Stomaching the Unstomachable | Teen Ink

Stomaching the Unstomachable

May 22, 2016
By ariannazacchigna BRONZE, Park Ridge, Illinois
ariannazacchigna BRONZE, Park Ridge, Illinois
1 article 0 photos 0 comments

The smell, the crunch, the stringing things that get stuck inbetween your teeth and the repulsive taste, of uncooked celery. Of course that is my opinion now. Believe it or not I use to LOVE celery. Cooked or not cooked I would be able to eat celery by itself with no hesitations. But, now the smell and tastes of it makes me gag with disgust.


It all started as a fun weekend with my cousins Joey and Gabby about 3 or 4 years ago. We had plans to go ice skating to kickstart and enjoy the winter season as kids should. But when we were ready to go to sleep at 12 a.m, which was an accomplishment then, I got hungry. The only way to silence my hunger was to eat something, it could have been anything. But after me and my cousin Gabby were looking in the fridge for a grueling 30 seconds, I grabbed a nicely chilled stick of celery, or as I now refer to it as; Poison in Cognito. It definitely wasn’t my first choice, but it was food and I didn’t have to do anything fancy to it to “enjoy” it. So I rinse it out with cold water to clean it and keep the cerely from getting warm, because nothing’s worse than warm celery, right? Once it was nice and clean for my consumption, I take a HUGE bite out of the celery and tare the stringy bits off the with my cringe worthy crooked barbarick teeth. It felt satisfying to have my stomach quiet again and not trying to start small talk with me every 5 minutes I was awake and not sleeping. But when me and the cousins went to bed, they were the only ones who were able to sleep that night.

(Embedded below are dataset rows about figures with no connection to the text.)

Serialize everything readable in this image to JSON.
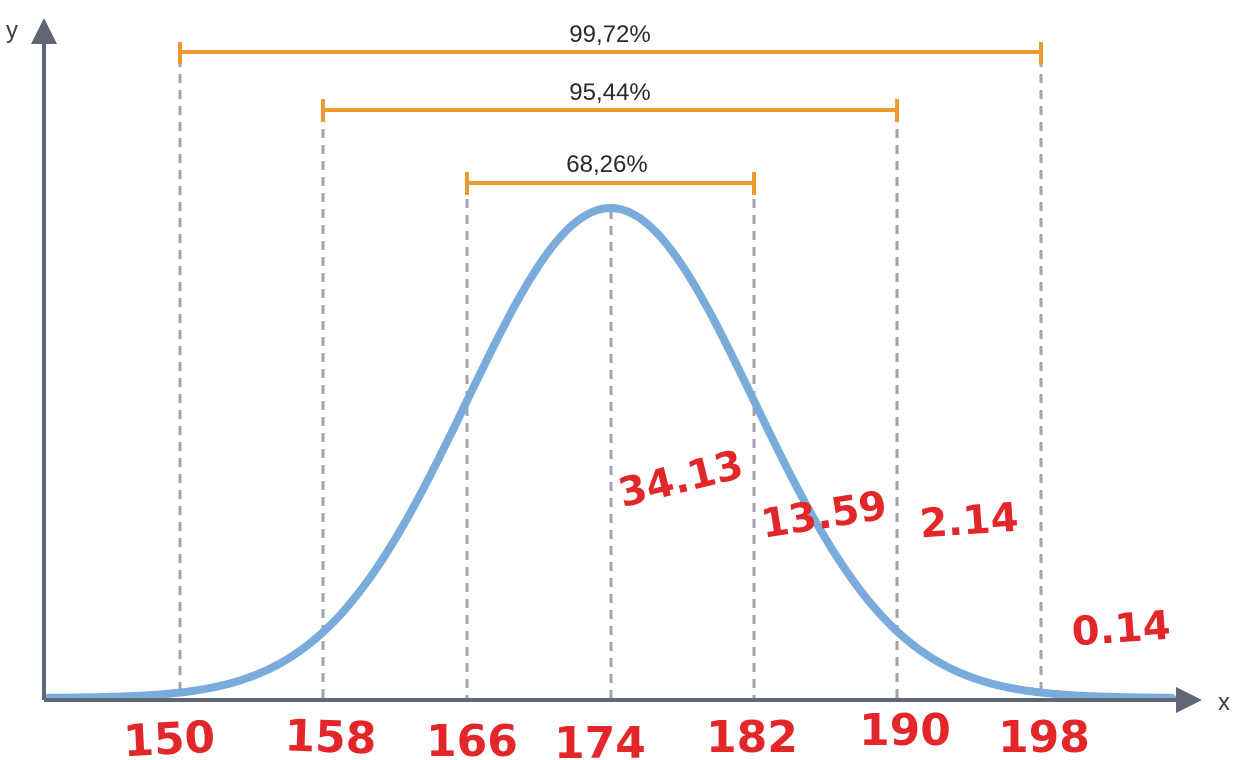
{
  "diagram": {
    "axes": {
      "x_label": "x",
      "y_label": "y"
    },
    "mean": 174,
    "sd": 8,
    "tick_labels": [
      "150",
      "158",
      "166",
      "174",
      "182",
      "190",
      "198"
    ],
    "intervals": [
      {
        "label": "99,72%",
        "from": 150,
        "to": 198
      },
      {
        "label": "95,44%",
        "from": 158,
        "to": 190
      },
      {
        "label": "68,26%",
        "from": 166,
        "to": 182
      }
    ],
    "handwritten_areas": [
      "34.13",
      "13.59",
      "2.14",
      "0.14"
    ],
    "colors": {
      "curve": "#79acdb",
      "bracket": "#ee9a32",
      "guide": "#a3a3ab",
      "axis": "#5f6775",
      "handwriting": "#e3262a"
    }
  }
}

My toilet had become my new best friend, always next to me to force me up when I’m down. Literally down as in on the floor, and force me up so I don’t contaminate the floor with my regret. My bathroom had become my new bed room. The pale fleshy baghe toilet that reflected the color of my skin and the sickly green color of the carpets I lay down on only to remind me of the awful mistake I had made only a few hours ago. I had been throwing up whatever was left inside of me for 3 hours of my life that I’ll never get back. Every couple of minutes in between me resting, something came back around for me to flush down my best friend. After I had become a human shell and had nothing left inside me, I returned to my original bedroom with blue and green walls. Looking at the sight of green around me was my own torture tactic that I must have been subconsciously planning when I had my uncle paint my walls. When everyone woke up that morning all sticky and sweaty, I told my mom what had happened and she explained to me that I most likely had the stomach flu, which wasn’t what I wanted to hear because I didn’t want to be sick when I was suppose to be enjoying the time I had with my cousins while they were in my presence. But unfortunately my aunt snatched them up earlier than planned and because of the demon celery inside me, we never got to go ice skating.

Nevertheless, if something doesn’t seem like a good idea at midnight, chances are they won’t sound good at anytime. So do yourself a favor, don’t. eat. celery.


The author's comments:

I hope you are able to feel my disgust for celery and were able to relate that feeling to something... relateable to you. And if that something relatable was celery, that's even better.